The Indiana Court of Appeals affirmed a neighbor of a mentally ill man shouldn't have been able to purchase the man's farm because the man was incompetent when he signed the sales contract.
In James Nichols v. Estate of Ernest M Tyler, No. 45A04-0811-CV-640, the appellate court determined the trial court didn't err when it concluded Ernest Tyler was incompetent in February 2005 to convey his farm nor did it err by determining James Nichols failed to rebut the presumption of undue influence over Tyler with regard to the real property transfer.
I cannot but help raise my eyebrows at the fact that the attorney who drew up the Power of Attorney did not question Tyler's competency.

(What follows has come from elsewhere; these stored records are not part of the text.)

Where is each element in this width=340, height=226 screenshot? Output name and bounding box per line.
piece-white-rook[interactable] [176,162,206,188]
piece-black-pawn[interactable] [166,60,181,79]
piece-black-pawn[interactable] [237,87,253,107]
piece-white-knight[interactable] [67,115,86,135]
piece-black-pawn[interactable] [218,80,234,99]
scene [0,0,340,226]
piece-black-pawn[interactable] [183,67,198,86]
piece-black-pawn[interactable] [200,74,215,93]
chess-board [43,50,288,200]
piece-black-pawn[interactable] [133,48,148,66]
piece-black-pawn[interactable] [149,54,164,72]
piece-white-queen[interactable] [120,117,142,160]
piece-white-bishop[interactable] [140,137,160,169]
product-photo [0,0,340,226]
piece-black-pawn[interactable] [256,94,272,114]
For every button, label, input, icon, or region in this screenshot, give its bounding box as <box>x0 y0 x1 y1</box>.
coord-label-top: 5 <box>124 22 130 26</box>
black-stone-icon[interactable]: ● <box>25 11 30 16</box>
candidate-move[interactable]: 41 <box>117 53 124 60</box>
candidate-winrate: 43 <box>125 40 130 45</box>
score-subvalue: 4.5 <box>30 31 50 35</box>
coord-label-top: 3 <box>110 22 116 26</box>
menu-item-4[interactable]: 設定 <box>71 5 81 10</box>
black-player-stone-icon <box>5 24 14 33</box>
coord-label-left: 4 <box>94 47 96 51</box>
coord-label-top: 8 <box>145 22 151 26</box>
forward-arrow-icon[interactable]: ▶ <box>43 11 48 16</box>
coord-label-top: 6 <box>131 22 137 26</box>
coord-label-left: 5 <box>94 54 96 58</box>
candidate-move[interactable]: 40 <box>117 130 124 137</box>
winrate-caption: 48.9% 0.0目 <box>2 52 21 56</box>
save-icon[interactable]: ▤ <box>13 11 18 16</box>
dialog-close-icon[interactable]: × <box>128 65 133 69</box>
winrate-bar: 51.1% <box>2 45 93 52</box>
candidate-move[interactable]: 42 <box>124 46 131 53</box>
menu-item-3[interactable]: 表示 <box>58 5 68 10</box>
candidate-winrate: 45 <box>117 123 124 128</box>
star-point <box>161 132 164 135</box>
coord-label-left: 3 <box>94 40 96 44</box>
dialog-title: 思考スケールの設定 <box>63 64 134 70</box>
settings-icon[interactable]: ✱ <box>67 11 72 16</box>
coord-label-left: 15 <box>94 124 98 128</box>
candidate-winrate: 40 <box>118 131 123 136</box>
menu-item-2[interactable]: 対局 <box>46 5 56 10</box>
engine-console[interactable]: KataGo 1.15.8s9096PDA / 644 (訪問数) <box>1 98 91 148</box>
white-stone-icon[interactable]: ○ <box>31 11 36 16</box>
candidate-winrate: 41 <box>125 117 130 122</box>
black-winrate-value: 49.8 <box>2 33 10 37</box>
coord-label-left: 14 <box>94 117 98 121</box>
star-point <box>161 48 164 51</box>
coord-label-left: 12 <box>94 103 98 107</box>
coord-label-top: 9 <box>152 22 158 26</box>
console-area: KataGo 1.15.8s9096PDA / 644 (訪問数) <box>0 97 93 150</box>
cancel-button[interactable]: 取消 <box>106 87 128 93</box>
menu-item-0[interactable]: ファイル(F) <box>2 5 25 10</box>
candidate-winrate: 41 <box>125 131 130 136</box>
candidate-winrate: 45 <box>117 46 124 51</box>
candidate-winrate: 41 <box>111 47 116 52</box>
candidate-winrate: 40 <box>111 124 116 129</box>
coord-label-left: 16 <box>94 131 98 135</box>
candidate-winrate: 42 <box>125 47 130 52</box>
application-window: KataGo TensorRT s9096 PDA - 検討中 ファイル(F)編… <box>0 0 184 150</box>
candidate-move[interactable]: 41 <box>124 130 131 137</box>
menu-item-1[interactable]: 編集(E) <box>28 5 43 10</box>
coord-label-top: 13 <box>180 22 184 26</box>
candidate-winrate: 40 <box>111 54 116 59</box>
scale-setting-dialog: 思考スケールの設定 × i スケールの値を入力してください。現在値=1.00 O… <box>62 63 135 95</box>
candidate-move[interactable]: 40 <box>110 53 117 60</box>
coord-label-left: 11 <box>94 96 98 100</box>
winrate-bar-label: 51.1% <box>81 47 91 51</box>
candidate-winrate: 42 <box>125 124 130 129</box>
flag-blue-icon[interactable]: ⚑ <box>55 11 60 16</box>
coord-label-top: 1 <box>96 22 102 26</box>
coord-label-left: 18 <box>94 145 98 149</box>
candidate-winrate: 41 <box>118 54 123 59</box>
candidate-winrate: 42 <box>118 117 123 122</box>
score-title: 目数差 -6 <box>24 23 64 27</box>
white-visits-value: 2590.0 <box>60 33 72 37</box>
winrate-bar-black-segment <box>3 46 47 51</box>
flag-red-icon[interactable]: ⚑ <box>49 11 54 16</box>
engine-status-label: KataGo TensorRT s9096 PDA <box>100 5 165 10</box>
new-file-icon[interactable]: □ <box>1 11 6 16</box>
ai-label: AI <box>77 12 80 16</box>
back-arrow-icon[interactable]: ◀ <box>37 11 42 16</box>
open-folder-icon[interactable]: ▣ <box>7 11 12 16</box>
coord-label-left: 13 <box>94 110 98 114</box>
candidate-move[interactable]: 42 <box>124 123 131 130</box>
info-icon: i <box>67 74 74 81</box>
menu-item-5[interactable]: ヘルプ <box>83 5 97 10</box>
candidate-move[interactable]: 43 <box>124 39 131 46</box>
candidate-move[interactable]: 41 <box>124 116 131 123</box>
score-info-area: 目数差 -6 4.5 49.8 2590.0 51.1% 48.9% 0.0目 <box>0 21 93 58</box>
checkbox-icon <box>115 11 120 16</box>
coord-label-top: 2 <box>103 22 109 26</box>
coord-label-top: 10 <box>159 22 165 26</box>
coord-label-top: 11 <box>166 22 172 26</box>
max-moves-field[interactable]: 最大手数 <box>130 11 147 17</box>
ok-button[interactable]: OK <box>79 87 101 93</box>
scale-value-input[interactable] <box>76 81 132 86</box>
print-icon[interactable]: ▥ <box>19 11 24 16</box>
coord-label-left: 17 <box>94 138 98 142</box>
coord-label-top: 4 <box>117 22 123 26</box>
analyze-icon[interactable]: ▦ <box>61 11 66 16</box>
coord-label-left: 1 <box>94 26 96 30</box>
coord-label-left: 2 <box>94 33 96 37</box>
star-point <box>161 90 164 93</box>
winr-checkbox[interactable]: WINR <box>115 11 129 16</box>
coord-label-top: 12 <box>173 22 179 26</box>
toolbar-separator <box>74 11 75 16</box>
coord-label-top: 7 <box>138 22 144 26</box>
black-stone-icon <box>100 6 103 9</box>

Meanwhile, looking at the actual opinion, there are some very important facts left out of the news report (pages 2 -3 of the opinion):
In March 2002, with the assistance of Shuster, Tyler formed a revocable living trust and transferred to the trust the real estate, including a 124 acre farm and a farmhouse valued together at about $1.5 million, which he had inherited from his mother. Nichols was the trustee of the trust and Tyler was the sole beneficiary. On February 8, 2005, Tyler signed a Direction to Sign Contract for Conditional Sale of Real Estate (the “Contract”), directing Nichols as trustee to sell his real estate held in trust to Nichols. Nichols took the property by another trust which he formed. Under the terms of the Contract, Tyler retained a life estate in the property, and Nichols was required to pay Tyler $200 per month until Tyler‟s death. Nichols was also responsible for paying all taxes, assessments, and insurance with respect to the property. Throughout the dealings between Tyler, Nichols, and Shuster, Shuster was never made aware of Tyler‟s mental health history.